«Non c’è Europa senza la fede»

Monsignor Rino Fisichella esorta i cristiani all’impegno

Non c’è identità senza radici; non esiste l’Europa senza la fede. E i cristiani non sono chiamati a subire gli eventi, quanto a prendere coscienza della loro responsabilità nella costruzione di una vera Europa unita. Questo il monito di monsignor Rino Fisichella, teologo, per lungo tempo rettore magnifico della Pontificia Università Lateranense, ora presidente del Pontificio consiglio per la Promozione della nuova evangelizzazione, il nuovo dicastero fondato da papa Benedetto XVI per lo studio delle moderne forme di comunicazione come strumenti della nuova evangelizzazione.
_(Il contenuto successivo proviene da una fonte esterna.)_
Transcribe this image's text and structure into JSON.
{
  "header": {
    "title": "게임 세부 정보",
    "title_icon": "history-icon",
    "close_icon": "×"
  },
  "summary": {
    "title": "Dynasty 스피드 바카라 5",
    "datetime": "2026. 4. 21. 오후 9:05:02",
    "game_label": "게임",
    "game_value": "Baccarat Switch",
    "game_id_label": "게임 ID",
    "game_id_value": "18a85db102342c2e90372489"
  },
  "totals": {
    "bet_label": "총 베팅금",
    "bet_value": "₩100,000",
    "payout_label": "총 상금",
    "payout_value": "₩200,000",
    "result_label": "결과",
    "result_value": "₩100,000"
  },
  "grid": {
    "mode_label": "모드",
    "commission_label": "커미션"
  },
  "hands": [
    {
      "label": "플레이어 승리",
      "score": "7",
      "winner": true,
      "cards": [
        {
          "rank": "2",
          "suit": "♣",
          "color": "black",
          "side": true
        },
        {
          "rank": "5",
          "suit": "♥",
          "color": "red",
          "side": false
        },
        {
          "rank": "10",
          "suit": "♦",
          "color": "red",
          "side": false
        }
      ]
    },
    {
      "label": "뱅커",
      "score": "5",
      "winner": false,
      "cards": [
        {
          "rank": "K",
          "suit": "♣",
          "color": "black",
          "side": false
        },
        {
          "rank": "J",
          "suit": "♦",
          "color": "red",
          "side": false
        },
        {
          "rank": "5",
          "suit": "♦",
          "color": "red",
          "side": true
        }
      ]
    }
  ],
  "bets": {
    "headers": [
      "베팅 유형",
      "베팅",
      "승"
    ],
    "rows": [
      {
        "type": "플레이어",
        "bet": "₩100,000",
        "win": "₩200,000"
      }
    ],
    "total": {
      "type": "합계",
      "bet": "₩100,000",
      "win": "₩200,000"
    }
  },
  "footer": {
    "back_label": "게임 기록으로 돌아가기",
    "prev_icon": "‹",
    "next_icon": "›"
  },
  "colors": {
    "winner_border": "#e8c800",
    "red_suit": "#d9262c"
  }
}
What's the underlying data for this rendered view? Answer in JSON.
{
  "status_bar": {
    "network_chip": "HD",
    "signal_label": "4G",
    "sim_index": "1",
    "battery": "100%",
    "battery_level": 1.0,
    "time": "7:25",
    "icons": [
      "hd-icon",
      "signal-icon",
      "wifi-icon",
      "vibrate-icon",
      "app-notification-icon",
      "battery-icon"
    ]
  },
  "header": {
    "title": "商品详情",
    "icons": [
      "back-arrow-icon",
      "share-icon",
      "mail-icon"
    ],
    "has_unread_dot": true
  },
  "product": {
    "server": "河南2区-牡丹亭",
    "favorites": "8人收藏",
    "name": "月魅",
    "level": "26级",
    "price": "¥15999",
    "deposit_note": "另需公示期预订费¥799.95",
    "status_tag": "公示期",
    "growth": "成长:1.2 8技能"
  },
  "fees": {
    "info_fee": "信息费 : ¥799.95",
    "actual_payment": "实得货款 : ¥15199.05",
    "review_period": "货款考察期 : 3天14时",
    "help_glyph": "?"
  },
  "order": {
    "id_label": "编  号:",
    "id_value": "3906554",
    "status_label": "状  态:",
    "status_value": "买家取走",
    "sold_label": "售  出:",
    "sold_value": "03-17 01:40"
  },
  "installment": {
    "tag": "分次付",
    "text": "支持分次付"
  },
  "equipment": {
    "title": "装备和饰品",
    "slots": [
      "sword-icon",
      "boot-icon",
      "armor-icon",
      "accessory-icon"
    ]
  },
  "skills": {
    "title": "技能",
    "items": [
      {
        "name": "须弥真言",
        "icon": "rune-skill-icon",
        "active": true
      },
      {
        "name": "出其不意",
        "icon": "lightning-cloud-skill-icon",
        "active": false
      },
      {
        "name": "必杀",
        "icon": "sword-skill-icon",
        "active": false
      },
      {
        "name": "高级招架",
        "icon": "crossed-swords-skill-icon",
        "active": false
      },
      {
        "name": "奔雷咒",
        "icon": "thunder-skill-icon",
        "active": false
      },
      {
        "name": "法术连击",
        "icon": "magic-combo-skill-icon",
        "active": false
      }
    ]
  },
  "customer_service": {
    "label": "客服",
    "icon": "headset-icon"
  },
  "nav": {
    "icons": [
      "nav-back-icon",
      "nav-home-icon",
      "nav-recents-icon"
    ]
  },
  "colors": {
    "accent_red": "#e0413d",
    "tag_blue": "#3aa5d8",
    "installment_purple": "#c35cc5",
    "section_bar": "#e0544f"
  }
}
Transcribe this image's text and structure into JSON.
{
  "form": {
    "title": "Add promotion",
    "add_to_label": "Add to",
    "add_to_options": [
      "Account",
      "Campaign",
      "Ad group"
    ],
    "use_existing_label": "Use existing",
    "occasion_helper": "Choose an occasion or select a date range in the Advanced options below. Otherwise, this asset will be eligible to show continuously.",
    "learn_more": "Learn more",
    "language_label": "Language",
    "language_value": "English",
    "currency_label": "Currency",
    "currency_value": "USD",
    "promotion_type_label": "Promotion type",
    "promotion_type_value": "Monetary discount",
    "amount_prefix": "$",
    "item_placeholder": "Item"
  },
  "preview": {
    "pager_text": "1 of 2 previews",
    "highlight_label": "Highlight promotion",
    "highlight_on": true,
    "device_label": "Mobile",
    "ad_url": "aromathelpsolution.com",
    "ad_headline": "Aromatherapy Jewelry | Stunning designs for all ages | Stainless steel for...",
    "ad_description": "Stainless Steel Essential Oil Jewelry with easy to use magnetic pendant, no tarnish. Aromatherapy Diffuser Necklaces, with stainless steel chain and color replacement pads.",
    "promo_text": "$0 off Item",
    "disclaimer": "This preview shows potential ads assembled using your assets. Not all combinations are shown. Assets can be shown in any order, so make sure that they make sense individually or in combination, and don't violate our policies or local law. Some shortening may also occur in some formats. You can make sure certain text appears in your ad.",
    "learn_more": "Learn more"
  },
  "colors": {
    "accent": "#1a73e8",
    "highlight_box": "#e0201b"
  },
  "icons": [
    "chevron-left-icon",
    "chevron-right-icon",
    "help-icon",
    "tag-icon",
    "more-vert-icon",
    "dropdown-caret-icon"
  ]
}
Nel pomeriggio di ieri era a Montanaso Lombardo per ricevere il premio AttivaMente 2011, fondato lo scorso anno per mettere in luce i valori della ricerca della verità, del rispetto della vita e della dignità dell’uomo, anche fulcro dell’attività dell’associazione. Ad accogliere monsignor Fisichella, una sala consiliare stracolma e attenta, «che mi fa ben sperare per il futuro di un mondo che soffre per la mancanza di pensiero» ha riflettuto, dopo aver salutato i tanti codognesi presenti per portare il saluto dal paese natale del prelato. In prima fila, il vescovo di Lodi, monsignor Giuseppe Merisi, monsignor Gabriele Bernardelli, cancelliere vescovile, ma anche il vice presidente della Provincia di Lodi Claudio Pedrazzini e molti sacerdoti delle comunità limitrofe. A introdurlo, il sindaco di Montanaso, Luca Ferrari, e il presidente dell’associazione, Stefano Levantino. Tra le motivazioni al premio, «l’impegno e la testimonianza con cui ha saputo promuovere i valori cristiani nella società europea, valori in cui l’associazione si rispecchia».

Un’Europa che vive «insopportabili e diffusi conati anti-cattolicesimo - ha spiegato monsignor Fisichella - di cui io mi sono francamente stancato». E che si traducono «nel controllo del linguaggio che cerca di essere imposto al cattolicesimo - ha proseguito -: con quale autorità, per esempio, si cerca di imporre la rimozione del crocefisso? Con quale criterio si pubblicano tre milioni di agende per i giovani europei, dimenticando di segnalare le feste cristiane?». Un controllo totalmente assente verso le altre fedi che popolano l’Europa, segno di un percorso che porta alla costruzione di «una realtà senza radici e senz’anima: non ci sarà un’Europa unita prescindendo da ciò che è stata nei secoli passati, tralasciando quella fede che è stata determinante per il progresso». Per di più in un contesto globale che vive una crisi che è innanzitutto culturale e antropologica, prima ancora che economica. Una crisi in cui ha peso la secolarizzazione («fenomeno che non è solo occidentale, perché New Delhi è come New York: i programmi sono gli stessi, la pubblicità è la stessa e il processo di globalizzazione investe tutte le culture») e la comparsa di un uomo «cinetico», che ha fame di esperienze. Obbligo dell’uomo di fede allora, è «entrare in quelle culture e non subirle, ma plasmarle per un’unità riconquistata dei popoli nel cristianesimo». Una crisi dunque globale che, però, non è la benzina che ora dà fuoco al Nord Africa: a domanda diretta, il presidente del Pontificio consiglio, ha spiegato che «sono questioni politiche».